HISTORIA DE UN CREADOR

HISTORIA DE UN CREADOR

Isadore Fritz Freleng viste su terno de tweed, unas canas casi tan relucientes como su sonrisa y unos coquetos zapatos en bocadillo. Puede estar paseando por una de esas playas perfectas de Florida donde intentan animar su soledad los ancianos retirados. O puede estar llegando al hoyo 18 después de pasear con calma la alfombra de césped de su campo de golf.

04 de junio 1995 , 12:00 a. m.

No lo sé. Apenas acabo de conocerlo por la foto necrológica que aparece perdida en uno de los periódicos de fin de semana. Entre la gloria fugaz y deleznable de Silvio Berlusconi y las barbas fanáticas del jefe de una secta japonesa experta en gases sobresale su figura anónima y la reseña muy breve de sus hazañas. En siete líneas de un periodismo obsesionado por la rapidez se narra toda su historia. La historia de un genio.

Porque I.F. Freleng lo era. No inventó una nueva fórmula matemática para asombrar con su abstracción a la Academia ni halló las conexiones infinitas de un aminoácido o las causas desconocidas de una explosión en una galaxia.

Buceó a su manera en las profundidades del alma humana que lo son y grandes, creó mundos en que se pudiera habitar con la imaginación y en que fuera posible denominar de otra forma al bien y al mal, logró que de los rostros de muchos seres humanos brotaran sonrisas que por lo menos por un instante les comprobaran que la felicidad aunque efímera y esquiva, existe.

I.F. Freleng inventó a Speedy Gonzalez . Ah, todo eso por Speedy, no es sino una exageración , dirá el uno. Un ratón con sombrero mexicano convertido en aporte a la humanidad como si se tratara de una vacuna. A dónde hemos llegado! , musitará el otro.

Pero la exageración es la del genio de Freleng. Además de crear a este ratón veloz, dicharachero y sagaz como ninguno también es el padre de Piolín, de bondad mal entendida, la obsesión y la caída quedaron retratadas en las desdichadas aventuras del pobre gatito y su vengativo canario.

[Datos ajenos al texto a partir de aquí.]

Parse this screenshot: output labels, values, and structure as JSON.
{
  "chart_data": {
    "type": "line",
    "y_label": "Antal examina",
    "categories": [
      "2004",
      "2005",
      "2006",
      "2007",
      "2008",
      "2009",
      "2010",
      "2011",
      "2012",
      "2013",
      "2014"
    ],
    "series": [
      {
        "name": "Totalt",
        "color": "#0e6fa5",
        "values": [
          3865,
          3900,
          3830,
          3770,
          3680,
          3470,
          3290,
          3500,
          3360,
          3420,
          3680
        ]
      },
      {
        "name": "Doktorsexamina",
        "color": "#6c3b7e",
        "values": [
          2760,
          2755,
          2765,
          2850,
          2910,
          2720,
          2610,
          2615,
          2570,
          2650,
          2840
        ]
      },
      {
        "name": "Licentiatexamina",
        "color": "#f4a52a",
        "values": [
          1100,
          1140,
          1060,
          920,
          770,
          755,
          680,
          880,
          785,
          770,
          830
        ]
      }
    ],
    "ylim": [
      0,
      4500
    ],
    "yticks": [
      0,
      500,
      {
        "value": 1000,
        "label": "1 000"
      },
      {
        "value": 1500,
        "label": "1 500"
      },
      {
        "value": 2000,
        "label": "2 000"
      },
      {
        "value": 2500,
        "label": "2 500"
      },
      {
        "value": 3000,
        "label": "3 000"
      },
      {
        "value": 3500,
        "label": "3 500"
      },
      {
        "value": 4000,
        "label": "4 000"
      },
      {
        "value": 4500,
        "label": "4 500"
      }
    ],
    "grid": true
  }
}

Haberle dado la vida a todos estos personajes de la ficción habría sido suficiente para recibir a la muerte con las manos llenas y una completa serenidad de espíritu. Pero el espíritu del creativo estadounidense era aún más exuberante. Fue también el creador de Buggs Bunny, el inefable Conejo de la Suerte. Otro representante de la porfia en exceso, de la sinrazón combativa y las metas desproporcionadas. Otro ser que ha hecho de la risa un lema existencial. Como si fuera poco, como si tuviésemos suficientes argumentos para guardar su memoria eternamente por semejantes regalos de la maravilla, el anciano del hoyo 18 fue el dios de la Pantera Rosa. El dios, es decir, su creador.

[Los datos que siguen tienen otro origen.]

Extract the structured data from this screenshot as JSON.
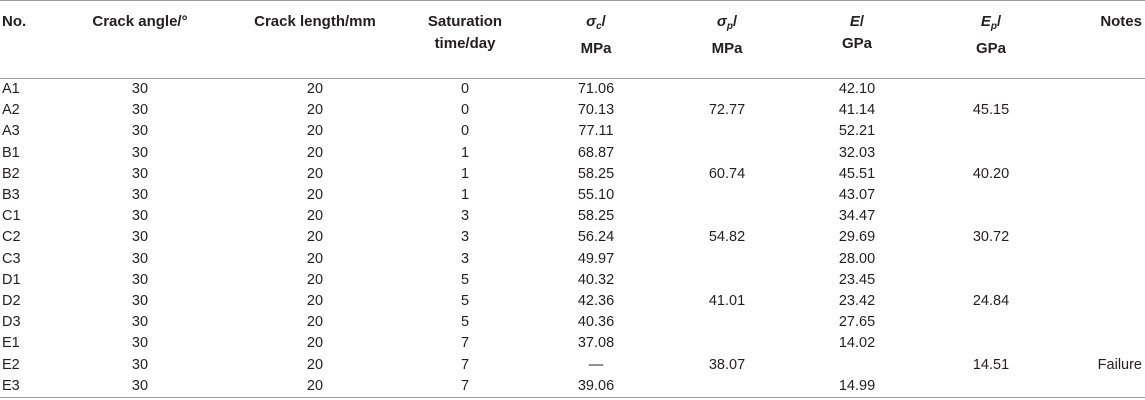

Se quiere una sensibilidad desbordada para delinear la paciente astucia de nuestra pantera. Se necesita una inteligencia sorprendente para inventar esta calma que todo lo subvierte, esta ironía que todo lo recompone.

En estas épocas en que los héroes escasean, hay que levantar un altar laico a este explorador de la fantasía. Un altar en que junto a nuestras risas nos acompañen Silvester, Buggs Bunny, Speedy Gonzalez y la Pantera Rosa.